Laid est non seulement stupide, mal, affreux, etc, c'est aussi criminel. The Economist commente: «Au fur et à mesure que la marée économique recule, elle expose toutes sortes de laideurs, de la fraude gargantuesque de Bernie Madoff aux livres-violoneux à Satyam» (25 avril 09: 39). C'est le mal comme la laideur: une relation réciproque et symbiotique.

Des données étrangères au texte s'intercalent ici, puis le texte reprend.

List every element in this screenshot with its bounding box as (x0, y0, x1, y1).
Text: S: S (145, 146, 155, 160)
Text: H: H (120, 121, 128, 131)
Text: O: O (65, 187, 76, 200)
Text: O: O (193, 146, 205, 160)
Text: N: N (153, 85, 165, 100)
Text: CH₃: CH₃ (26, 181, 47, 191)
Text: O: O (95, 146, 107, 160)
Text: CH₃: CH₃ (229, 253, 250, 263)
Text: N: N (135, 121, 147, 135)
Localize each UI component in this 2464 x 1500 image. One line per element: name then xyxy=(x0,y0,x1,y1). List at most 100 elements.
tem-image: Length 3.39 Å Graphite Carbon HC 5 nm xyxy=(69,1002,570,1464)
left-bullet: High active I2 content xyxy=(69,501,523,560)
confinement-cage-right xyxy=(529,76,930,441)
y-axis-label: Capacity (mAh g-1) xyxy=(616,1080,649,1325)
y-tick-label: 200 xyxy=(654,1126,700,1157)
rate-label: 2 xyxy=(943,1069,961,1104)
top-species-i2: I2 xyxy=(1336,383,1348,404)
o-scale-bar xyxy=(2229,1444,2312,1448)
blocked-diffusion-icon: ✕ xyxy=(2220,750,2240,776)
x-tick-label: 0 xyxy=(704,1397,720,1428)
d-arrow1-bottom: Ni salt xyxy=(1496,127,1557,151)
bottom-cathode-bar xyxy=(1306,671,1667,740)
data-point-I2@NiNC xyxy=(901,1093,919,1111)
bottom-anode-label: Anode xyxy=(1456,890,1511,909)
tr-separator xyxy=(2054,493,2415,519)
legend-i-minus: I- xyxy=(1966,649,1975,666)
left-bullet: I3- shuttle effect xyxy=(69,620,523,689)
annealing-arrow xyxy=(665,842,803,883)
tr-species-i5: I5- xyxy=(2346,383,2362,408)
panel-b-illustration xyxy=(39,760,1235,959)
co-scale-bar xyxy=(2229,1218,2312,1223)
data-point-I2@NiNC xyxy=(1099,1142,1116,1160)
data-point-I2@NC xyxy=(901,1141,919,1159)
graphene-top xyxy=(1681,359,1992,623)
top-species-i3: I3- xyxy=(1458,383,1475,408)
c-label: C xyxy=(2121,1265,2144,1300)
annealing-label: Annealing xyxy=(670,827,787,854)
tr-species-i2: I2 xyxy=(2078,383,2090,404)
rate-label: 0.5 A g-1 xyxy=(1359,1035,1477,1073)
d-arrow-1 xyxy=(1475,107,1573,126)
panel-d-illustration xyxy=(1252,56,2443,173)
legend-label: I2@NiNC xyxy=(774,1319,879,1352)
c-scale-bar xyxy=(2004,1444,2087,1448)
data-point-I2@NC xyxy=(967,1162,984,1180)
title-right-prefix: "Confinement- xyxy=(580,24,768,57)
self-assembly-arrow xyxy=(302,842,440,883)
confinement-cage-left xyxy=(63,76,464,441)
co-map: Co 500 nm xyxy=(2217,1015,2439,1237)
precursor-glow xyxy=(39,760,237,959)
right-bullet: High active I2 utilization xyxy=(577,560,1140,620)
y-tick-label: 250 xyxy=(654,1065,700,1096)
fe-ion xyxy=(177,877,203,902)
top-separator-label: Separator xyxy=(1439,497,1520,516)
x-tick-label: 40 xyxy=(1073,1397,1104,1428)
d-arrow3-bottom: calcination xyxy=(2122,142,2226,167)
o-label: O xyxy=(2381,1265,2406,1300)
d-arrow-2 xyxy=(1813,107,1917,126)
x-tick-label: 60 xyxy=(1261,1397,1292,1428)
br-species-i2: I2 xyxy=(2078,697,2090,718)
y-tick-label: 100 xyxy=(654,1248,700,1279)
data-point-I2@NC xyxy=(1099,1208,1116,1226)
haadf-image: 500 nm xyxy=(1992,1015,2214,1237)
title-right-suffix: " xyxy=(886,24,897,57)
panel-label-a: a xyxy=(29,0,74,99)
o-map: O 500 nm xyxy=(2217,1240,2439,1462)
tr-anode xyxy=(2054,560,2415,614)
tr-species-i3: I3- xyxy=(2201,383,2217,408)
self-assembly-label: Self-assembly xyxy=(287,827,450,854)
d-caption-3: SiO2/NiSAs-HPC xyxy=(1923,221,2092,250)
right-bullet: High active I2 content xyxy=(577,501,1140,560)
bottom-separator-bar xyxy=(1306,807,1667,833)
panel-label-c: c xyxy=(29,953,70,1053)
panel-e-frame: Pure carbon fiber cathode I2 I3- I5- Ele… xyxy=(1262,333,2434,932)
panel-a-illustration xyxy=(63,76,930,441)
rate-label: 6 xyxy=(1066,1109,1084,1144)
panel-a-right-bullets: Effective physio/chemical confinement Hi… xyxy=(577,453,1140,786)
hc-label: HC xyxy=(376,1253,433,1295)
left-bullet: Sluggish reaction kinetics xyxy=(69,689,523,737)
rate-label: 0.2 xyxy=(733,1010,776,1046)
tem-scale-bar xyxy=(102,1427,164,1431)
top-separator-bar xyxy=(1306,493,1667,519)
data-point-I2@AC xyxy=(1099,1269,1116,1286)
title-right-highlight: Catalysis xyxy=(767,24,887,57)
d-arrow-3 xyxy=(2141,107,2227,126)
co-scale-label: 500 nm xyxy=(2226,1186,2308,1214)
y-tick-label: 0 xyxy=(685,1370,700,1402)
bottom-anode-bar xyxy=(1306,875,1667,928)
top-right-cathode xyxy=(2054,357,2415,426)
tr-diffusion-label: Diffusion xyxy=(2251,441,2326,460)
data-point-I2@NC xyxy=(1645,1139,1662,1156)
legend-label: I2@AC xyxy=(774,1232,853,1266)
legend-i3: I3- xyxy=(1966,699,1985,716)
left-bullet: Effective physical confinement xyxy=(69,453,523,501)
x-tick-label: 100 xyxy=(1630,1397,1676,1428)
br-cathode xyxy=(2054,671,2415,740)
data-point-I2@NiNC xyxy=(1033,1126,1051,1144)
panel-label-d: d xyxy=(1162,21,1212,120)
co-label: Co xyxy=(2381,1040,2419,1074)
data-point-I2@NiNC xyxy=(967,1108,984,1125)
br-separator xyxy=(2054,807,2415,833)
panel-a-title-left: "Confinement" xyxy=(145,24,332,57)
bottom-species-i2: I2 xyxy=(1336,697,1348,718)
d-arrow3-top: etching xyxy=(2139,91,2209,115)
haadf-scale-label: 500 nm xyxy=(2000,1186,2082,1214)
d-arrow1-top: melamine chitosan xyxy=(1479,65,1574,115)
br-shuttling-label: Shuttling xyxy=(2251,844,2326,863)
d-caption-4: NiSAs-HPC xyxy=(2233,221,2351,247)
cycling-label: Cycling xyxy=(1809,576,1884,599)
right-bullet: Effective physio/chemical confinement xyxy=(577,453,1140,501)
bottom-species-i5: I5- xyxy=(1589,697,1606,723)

Ugly s'applique à beaucoup plus que des marchés baissiers, des blagues, des critiques et des crimes. Il s'applique à presque tout: le temps laid et les humeurs laides, les situations, l'architecture, même des vérités laides. Laid va bien au-delà du physique au métaphorique et, avec les gens, au métaphysique.
En effet, et voici le noeud de la question, nous appliquons toujours la doctrine médiévale de la sympathie, que tout est lié: le corps reflète l'âme, l'extérieur reflète l'intérieur, le visage exprime le soi, le physique est le métaphysique. Le laidisme vit – et est lui-même à la fois moralement repoussant et largement invisible mais partout.